Le Parlement européen veut étendre l’ETS aux vols intercontinentaux : Doha, Dubaï et Ankara disent merci.

La Commission européenne étudie un élargissement du système européen d’échange de quotas carbone (ETS) aux vols extra-européens reliant l’Europe. Aujourd’hui, ce mécanisme ne s’applique qu’aux vols intra-européens, tandis que les liaisons internationales relèvent principalement du dispositif mondial CORSIA de l’OACI. Plusieurs ONG estiment que cette limitation laisse échapper près de 70 % des émissions de l’aviation et demandent donc une extension du système.

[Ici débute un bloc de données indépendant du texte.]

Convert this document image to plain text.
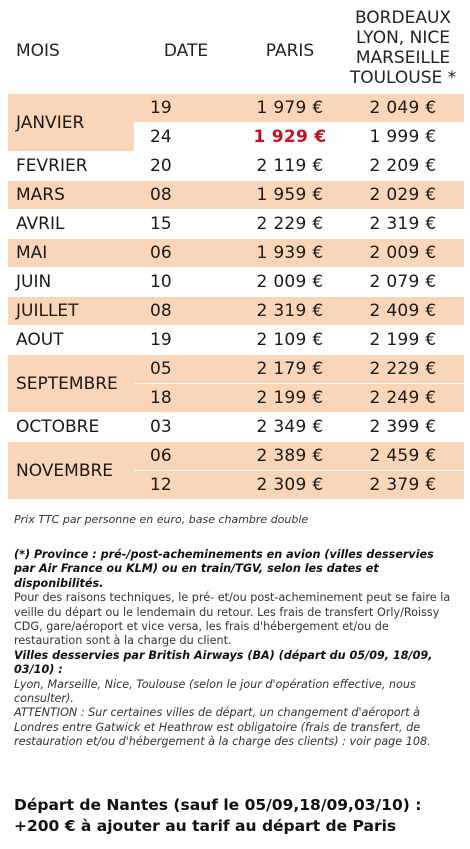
MOIS	DATE	PARIS	BORDEAUX
LYON, NICE
MARSEILLE
TOULOUSE *

JANVIER	19	1 979 €	2 049 €
	24	1 929 €	1 999 €
FEVRIER	20	2 119 €	2 209 €
MARS	08	1 959 €	2 029 €
AVRIL	15	2 229 €	2 319 €
MAI	06	1 939 €	2 009 €
JUIN	10	2 009 €	2 079 €
JUILLET	08	2 319 €	2 409 €
AOUT	19	2 109 €	2 199 €
SEPTEMBRE	05	2 179 €	2 229 €
	18	2 199 €	2 249 €
OCTOBRE	03	2 349 €	2 399 €
NOVEMBRE	06	2 389 €	2 459 €
	12	2 309 €	2 379 €
Prix TTC par personne en euro, base chambre double

(*) Province : pré-/post-acheminements en avion (villes desservies par Air France ou KLM) ou en train/TGV, selon les dates et disponibilités.

Pour des raisons techniques, le pré- et/ou post-acheminement peut se faire la veille du départ ou le lendemain du retour. Les frais de transfert Orly/Roissy CDG, gare/aéroport et vice versa, les frais d'hébergement et/ou de restauration sont à la charge du client.

Villes desservies par British Airways (BA) (départ du 05/09, 18/09, 03/10) :

Lyon, Marseille, Nice, Toulouse (selon le jour d'opération effective, nous consulter).

ATTENTION : Sur certaines villes de départ, un changement d'aéroport à Londres entre Gatwick et Heathrow est obligatoire (frais de transfert, de restauration et/ou d'hébergement à la charge des clients) : voir page 108.

Départ de Nantes (sauf le 05/09,18/09,03/10) :

+200 € à ajouter au tarif au départ de Paris
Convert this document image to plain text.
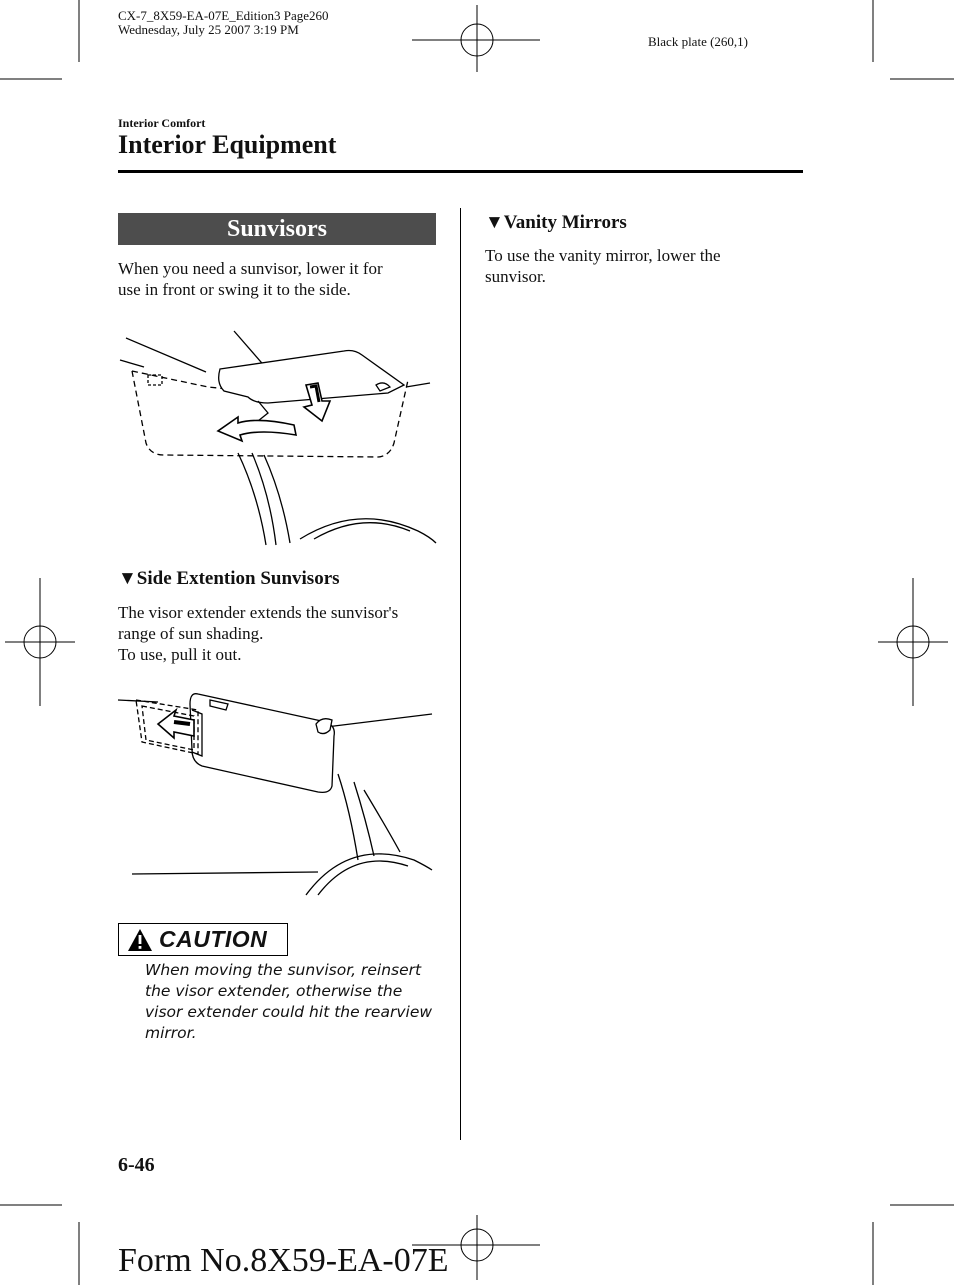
CX-7_8X59-EA-07E_Edition3 Page260
Wednesday, July 25 2007 3:19 PM
Black plate (260,1)
Interior Comfort
Interior Equipment
Sunvisors
When you need a sunvisor, lower it for
use in front or swing it to the side.
▼Side Extention Sunvisors
The visor extender extends the sunvisor's
range of sun shading.
To use, pull it out.
CAUTION
When moving the sunvisor, reinsert
the visor extender, otherwise the
visor extender could hit the rearview
mirror.
▼Vanity Mirrors
To use the vanity mirror, lower the
sunvisor.
6-46
Form No.8X59-EA-07E
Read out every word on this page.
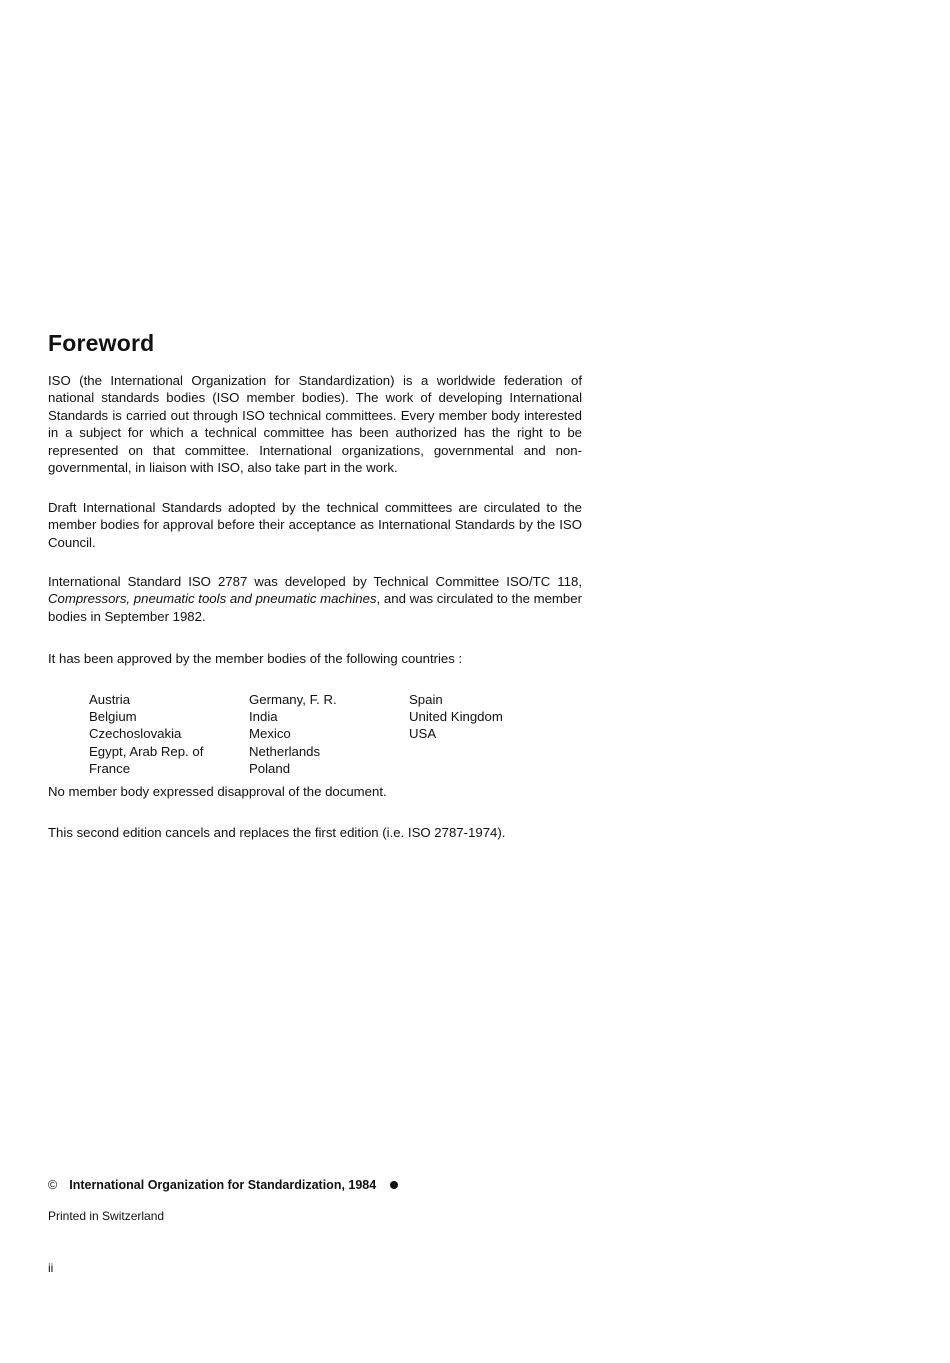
Foreword

ISO (the International Organization for Standardization) is a worldwide federation of national standards bodies (ISO member bodies). The work of developing International Standards is carried out through ISO technical committees. Every member body interested in a subject for which a technical committee has been authorized has the right to be represented on that committee. International organizations, governmental and non-governmental, in liaison with ISO, also take part in the work.

Draft International Standards adopted by the technical committees are circulated to the member bodies for approval before their acceptance as International Standards by the ISO Council.

International Standard ISO 2787 was developed by Technical Committee ISO/TC 118, Compressors, pneumatic tools and pneumatic machines, and was circulated to the member bodies in September 1982.

It has been approved by the member bodies of the following countries :

Austria
Belgium
Czechoslovakia
Egypt, Arab Rep. of
France
Germany, F. R.
India
Mexico
Netherlands
Poland
Spain
United Kingdom
USA

No member body expressed disapproval of the document.

This second edition cancels and replaces the first edition (i.e. ISO 2787-1974).

© International Organization for Standardization, 1984
Printed in Switzerland
ii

La France défend au contraire le maintien du dispositif actuel. Dans des notes adressées à Bruxelles, elle souligne qu'une mesure unilatérale européenne risquerait de provoquer des contre-mesures américaines et chinoise, de fragiliser CORSIA et de pénaliser fortement les compagnies européennes. Les transporteurs estiment déjà que le coût de l’ETS atteindra près de 5 milliards d’euros par an à l’horizon 2030 et craignent qu’un élargissement ne détourne encore davantage le trafic vers des plateformes situées hors de l’Union européenne.

L'analyse de l'APNA:

L’objectif climatique est légitime, mais une réglementation mal conçue peut produire l’effet inverse de celui recherché. Étendre l’ETS aux vols intercontinentaux au départ ou à destination de l’Europe créerait une distorsion de concurrence au profit des hubs non européens comme Doha, Dubaï ou Ankara. Un passager reliant Paris à l’Asie ou à l’Afrique aurait intérêt à effectuer une correspondance dans ces plateformes afin d’éviter une partie de cette fiscalité, au détriment des hubs européens. Le résultat serait paradoxal : davantage de correspondances, parfois davantage de kilomètres parcourus, une perte de trafic et d’emplois en Europe, sans bénéfice climatique évident.

Cette nouvelle contrainte s’ajouterait aux nombreuses surcharges déjà supportées par les compagnies européennes avec notamment le régime européen d’indemnisation des retards, bien plus exigeant que dans la plupart des autres régions du monde. La véritable solution écologique consiste à renforcer et étendre progressivement le système mondial CORSIA à l’ensemble des États et des vols internationaux, afin que tous les transporteurs soient soumis aux mêmes règles et d’éviter les distorsions de concurrence ainsi que les fuites de trafic hors d’Europe et donc des pertes d'emplois européens.